Breathlessness may be a flag for unhealthy environments and societies. A programme of global breathlessness research is required which addresses breathlessness at family and societal levels. At the family level, clinical research is important in the development and evaluations aimed at palliating the symptom. However, we must also make the best use of the current evidence through implementation studies in the LMIC context and by empowering communities. At the societal level, we must look beyond breathlessness as a clinical problem to develop new paradigms for understanding the causes of breathlessness and the consequences of living in societies with a high prevalence of long-term breathlessness. Can improving understanding of breathlessness and its consequences mobilise the knowledge necessary to address wider structural problems facing families, communities and societies?

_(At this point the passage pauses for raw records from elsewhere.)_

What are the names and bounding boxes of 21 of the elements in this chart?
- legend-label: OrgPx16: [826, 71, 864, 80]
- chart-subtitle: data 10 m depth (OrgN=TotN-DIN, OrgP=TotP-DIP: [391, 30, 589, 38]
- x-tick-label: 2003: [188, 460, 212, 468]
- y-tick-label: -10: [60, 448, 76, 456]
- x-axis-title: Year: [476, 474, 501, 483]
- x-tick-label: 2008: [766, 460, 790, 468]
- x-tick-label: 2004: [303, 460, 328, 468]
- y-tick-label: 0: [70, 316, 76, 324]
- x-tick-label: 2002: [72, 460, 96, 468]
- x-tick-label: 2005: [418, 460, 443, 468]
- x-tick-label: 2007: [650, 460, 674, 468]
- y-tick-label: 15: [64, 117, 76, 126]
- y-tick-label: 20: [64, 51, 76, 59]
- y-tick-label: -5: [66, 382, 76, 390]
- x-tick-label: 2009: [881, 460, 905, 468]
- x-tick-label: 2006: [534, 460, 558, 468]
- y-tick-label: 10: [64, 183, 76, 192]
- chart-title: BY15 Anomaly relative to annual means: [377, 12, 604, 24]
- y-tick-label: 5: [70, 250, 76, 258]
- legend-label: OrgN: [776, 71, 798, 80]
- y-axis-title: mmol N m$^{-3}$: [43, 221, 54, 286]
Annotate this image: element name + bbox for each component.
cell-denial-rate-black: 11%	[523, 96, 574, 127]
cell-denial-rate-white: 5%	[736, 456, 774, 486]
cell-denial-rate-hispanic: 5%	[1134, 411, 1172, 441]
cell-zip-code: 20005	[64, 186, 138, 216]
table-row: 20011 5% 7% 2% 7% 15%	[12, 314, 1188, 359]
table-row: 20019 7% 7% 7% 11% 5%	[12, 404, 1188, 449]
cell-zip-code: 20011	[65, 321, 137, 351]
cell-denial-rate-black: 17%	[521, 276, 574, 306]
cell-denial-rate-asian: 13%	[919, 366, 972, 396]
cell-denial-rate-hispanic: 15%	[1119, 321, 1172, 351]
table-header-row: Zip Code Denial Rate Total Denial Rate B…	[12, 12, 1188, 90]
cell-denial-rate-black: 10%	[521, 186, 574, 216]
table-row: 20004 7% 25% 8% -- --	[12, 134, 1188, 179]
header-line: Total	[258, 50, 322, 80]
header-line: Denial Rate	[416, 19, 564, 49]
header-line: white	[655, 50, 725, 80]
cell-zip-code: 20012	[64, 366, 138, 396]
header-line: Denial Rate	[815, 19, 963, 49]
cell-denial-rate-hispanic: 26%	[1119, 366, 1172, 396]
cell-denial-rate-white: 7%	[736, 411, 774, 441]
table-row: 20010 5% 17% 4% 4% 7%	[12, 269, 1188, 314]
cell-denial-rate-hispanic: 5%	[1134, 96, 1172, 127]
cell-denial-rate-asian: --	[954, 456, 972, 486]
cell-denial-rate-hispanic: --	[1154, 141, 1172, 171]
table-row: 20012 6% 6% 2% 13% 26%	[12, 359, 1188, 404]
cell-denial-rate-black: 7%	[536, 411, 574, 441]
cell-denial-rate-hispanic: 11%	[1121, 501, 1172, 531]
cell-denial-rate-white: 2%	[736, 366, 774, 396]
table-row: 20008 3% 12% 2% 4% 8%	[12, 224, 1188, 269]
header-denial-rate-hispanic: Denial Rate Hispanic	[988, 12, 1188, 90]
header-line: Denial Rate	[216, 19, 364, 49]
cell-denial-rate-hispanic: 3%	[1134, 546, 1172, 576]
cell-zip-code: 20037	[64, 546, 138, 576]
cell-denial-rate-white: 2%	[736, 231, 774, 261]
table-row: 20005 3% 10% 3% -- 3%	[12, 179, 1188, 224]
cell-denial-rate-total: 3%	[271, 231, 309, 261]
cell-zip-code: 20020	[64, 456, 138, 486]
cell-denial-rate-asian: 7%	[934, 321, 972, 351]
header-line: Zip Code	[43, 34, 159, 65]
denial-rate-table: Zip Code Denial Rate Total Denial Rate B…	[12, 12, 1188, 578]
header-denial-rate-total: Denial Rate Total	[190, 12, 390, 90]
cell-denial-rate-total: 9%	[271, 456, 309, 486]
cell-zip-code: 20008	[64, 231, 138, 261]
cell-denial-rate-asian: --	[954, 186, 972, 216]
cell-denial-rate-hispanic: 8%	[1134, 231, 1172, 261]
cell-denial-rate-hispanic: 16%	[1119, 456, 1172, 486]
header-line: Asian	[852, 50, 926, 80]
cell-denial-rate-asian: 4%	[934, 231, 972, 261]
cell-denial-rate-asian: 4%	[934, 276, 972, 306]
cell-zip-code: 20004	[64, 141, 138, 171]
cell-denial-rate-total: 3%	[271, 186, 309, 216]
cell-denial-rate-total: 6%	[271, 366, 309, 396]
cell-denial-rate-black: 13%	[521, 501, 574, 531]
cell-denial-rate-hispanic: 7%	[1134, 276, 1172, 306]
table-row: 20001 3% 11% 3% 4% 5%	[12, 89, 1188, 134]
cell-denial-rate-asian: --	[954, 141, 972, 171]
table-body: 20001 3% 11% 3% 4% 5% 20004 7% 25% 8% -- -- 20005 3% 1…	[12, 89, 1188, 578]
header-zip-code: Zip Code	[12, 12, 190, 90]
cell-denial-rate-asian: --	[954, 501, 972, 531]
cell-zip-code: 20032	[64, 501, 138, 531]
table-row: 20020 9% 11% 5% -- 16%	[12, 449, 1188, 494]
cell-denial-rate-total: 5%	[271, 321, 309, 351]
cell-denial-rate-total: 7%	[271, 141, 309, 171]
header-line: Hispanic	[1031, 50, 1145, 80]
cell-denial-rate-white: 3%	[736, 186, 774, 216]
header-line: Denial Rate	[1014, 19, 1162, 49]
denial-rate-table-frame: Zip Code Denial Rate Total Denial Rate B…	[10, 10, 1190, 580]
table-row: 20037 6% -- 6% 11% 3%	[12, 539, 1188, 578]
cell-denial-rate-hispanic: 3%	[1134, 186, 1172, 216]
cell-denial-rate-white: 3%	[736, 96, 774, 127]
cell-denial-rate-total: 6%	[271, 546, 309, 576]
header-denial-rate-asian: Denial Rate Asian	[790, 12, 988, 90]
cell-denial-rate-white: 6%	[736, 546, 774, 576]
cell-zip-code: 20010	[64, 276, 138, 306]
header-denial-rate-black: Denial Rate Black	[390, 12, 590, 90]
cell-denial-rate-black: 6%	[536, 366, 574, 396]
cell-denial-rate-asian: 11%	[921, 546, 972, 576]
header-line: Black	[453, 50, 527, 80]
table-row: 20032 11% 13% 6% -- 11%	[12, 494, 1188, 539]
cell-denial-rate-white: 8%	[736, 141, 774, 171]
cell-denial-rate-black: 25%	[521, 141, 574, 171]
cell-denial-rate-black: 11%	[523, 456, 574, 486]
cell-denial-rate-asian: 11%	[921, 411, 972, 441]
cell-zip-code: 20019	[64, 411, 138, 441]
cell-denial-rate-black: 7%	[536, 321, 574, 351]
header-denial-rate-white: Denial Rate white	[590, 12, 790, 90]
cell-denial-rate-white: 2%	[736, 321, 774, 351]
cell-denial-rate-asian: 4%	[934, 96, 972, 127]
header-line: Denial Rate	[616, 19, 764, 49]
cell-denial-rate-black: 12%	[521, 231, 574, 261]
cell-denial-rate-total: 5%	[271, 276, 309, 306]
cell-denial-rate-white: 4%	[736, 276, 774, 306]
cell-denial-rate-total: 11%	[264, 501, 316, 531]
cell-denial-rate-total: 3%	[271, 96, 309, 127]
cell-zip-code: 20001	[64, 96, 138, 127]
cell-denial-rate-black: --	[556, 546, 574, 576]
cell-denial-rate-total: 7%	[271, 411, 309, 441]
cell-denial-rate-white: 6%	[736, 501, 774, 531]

We did not specifically address the issue of developing research capacity for global breathlessness research during our workshop, although it was an assumption based on prior work. Funding and a skilled workforce are urgently needed to deliver the programme of global breathlessness research we propose. The next step for the authorship team is to pursue funding so that we can further validate and act on our recommendations. However, multiple interdisciplinary teams and the support of global funding agencies will be needed to act on our recommendations. One of our collaborators, the International Primary Care Respiratory Group held a workshop at its 2023 Scientific Meeting on breathlessness in primary care and has fed into this publication looking at gaps in knowledge as well as current assets. One of its key findings was that breathlessness diagnosis and management requires clinicians to manage uncertainty due to the lack of evidence but also personal variability. Therefore it convened an expert group to write its Desktop Helper https://www.ipcrg.org/DTH17 which also identified areas of uncertainty that require research. The challenges include 1. lack of recognition by funders of the importance of breathlessness to healthcare utilisation and quality of life; solutions: papers such as this which show that breathlessness would be a productive avenue of multi-morbidity research given its frequency, complexity and low-cost solutions and sessions at scientific meetings such as that organised by IPCRG in 2024 (its own conference and WONCA Europe 2024); 2. The lack of consistent coding of symptoms in healthcare records; solution: encourage the use of symptom codes in primary care; 3.The need for multi-disciplinary research teams. Solution: create a network with physiotherapists, mental health, cardiology, respiratory, palliative care and primary care researchers. The IPCRG is already developing a network of interested partners in high, middle and low-income countries and this can be built on further. Some of the participants of the workshop were introduced by IPCRG. We invite study teams interested in critiquing or contributing to the agenda of global research we have outlined here to get in touch to discuss collaboration—especially people in LMICs. Global breathlessness research can only proceed with professional collaborations and meaningful involvement of community stakeholders.